Proactive Investors - Shares in PayPal Holdings Inc (NASDAQ:PYPL) are heading for a fall on Tuesday after the payments powerhouse issued a warning over its profit margins, despite higher revenues expected to boost earnings.
Consumers spent more than expected via its platforms in the first quarter, up 12% to US$354.5bn, as transactions per active account rose 13%, leading to net revenues rising 9% to US$7.04bn.
Underlying earnings per share rose 33% to US$1.17, beating the Wall Street consensus forecast of US$1.10, per Bloomberg.
On the back of the stronger net revenues, the company said it now expects net revenues to grow around 6.5-7% in the second quarter and EPS US$1.15-1.17.
For the full year, EPS is expected to grow around 20% to circa US$4.95 on a non-GAAP basis.
Share buybacks of about US$4bn are anticipated.

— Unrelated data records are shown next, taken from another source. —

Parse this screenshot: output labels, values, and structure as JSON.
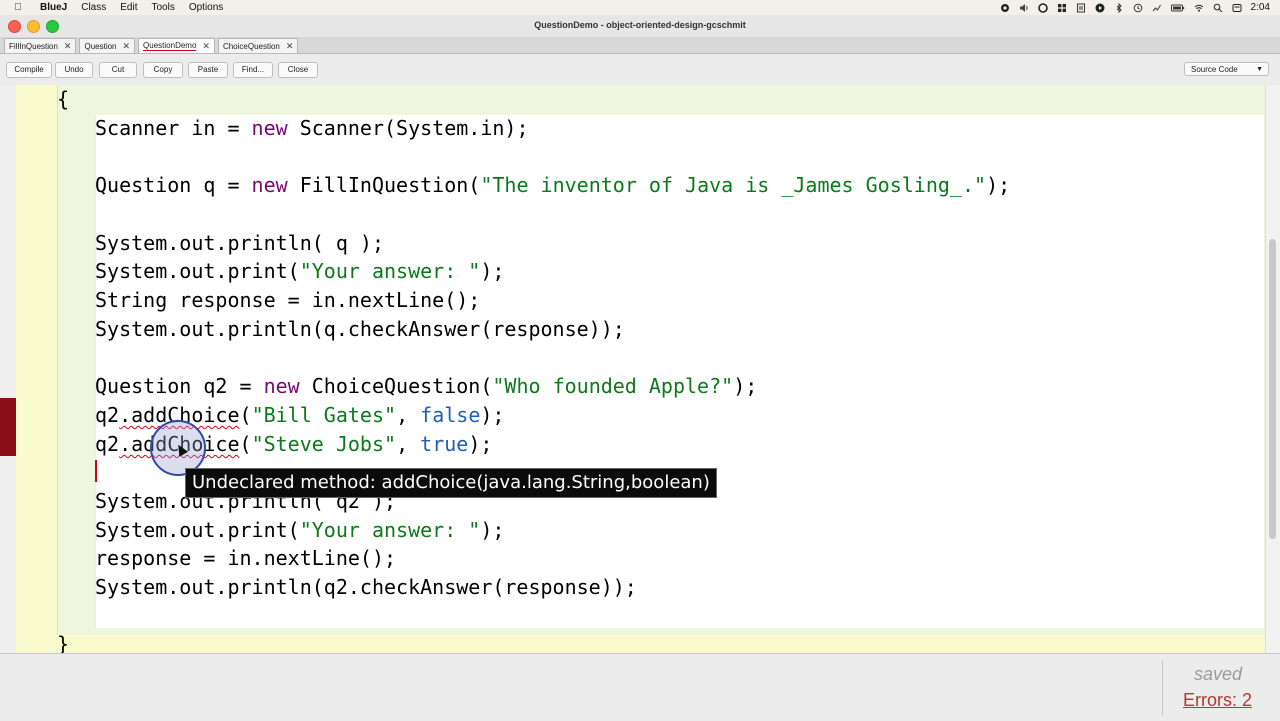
{
  "menubar": {
    "items": [
      "BlueJ",
      "Class",
      "Edit",
      "Tools",
      "Options"
    ],
    "clock": "2:04"
  },
  "window": {
    "title": "QuestionDemo - object-oriented-design-gcschmit"
  },
  "tabs": [
    {
      "label": "FillInQuestion",
      "active": false
    },
    {
      "label": "Question",
      "active": false
    },
    {
      "label": "QuestionDemo",
      "active": true
    },
    {
      "label": "ChoiceQuestion",
      "active": false
    }
  ],
  "toolbar": {
    "compile": "Compile",
    "undo": "Undo",
    "cut": "Cut",
    "copy": "Copy",
    "paste": "Paste",
    "find": "Find...",
    "close": "Close",
    "view": "Source Code"
  },
  "code": {
    "open_brace": "{",
    "close_brace": "}",
    "l1": {
      "a": "Scanner in = ",
      "kw": "new",
      "b": " Scanner(System.in);"
    },
    "l2": {
      "a": "Question q = ",
      "kw": "new",
      "b": " FillInQuestion(",
      "s": "\"The inventor of Java is _James Gosling_.\"",
      "c": ");"
    },
    "l3": "System.out.println( q );",
    "l4": {
      "a": "System.out.print(",
      "s": "\"Your answer: \"",
      "c": ");"
    },
    "l5": "String response = in.nextLine();",
    "l6": "System.out.println(q.checkAnswer(response));",
    "l7": {
      "a": "Question q2 = ",
      "kw": "new",
      "b": " ChoiceQuestion(",
      "s": "\"Who founded Apple?\"",
      "c": ");"
    },
    "l8": {
      "pre": "q2",
      "err": ".addChoice",
      "a": "(",
      "s": "\"Bill Gates\"",
      "b": ", ",
      "lit": "false",
      "c": ");"
    },
    "l9": {
      "pre": "q2",
      "err": ".addChoice",
      "a": "(",
      "s": "\"Steve Jobs\"",
      "b": ", ",
      "lit": "true",
      "c": ");"
    },
    "l10": {
      "a": "System.out.println( q2 );"
    },
    "l11": {
      "a": "System.out.print(",
      "s": "\"Your answer: \"",
      "c": ");"
    },
    "l12": "response = in.nextLine();",
    "l13": "System.out.println(q2.checkAnswer(response));"
  },
  "tooltip": "Undeclared method: addChoice(java.lang.String,boolean)",
  "status": {
    "saved": "saved",
    "errors": "Errors: 2"
  },
  "colors": {
    "keyword": "#7a0874",
    "string": "#0b7a1a",
    "literal": "#1f5fb8",
    "error": "#d0021b"
  }
}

Adjusted operating margins are seen widening by at least one percentage point this year, PayPal said alongside its first quarter earnings statement after the closing bell on Monday, having previously guided to roughly one and a quarter points.
“PayPal had a very good start to 2023 and delivered stronger than expected performance in the first quarter," said chief executive Dan Schulman in the statement.
He added: "we are confident in our momentum and raising our full-year EPS guidance as a result".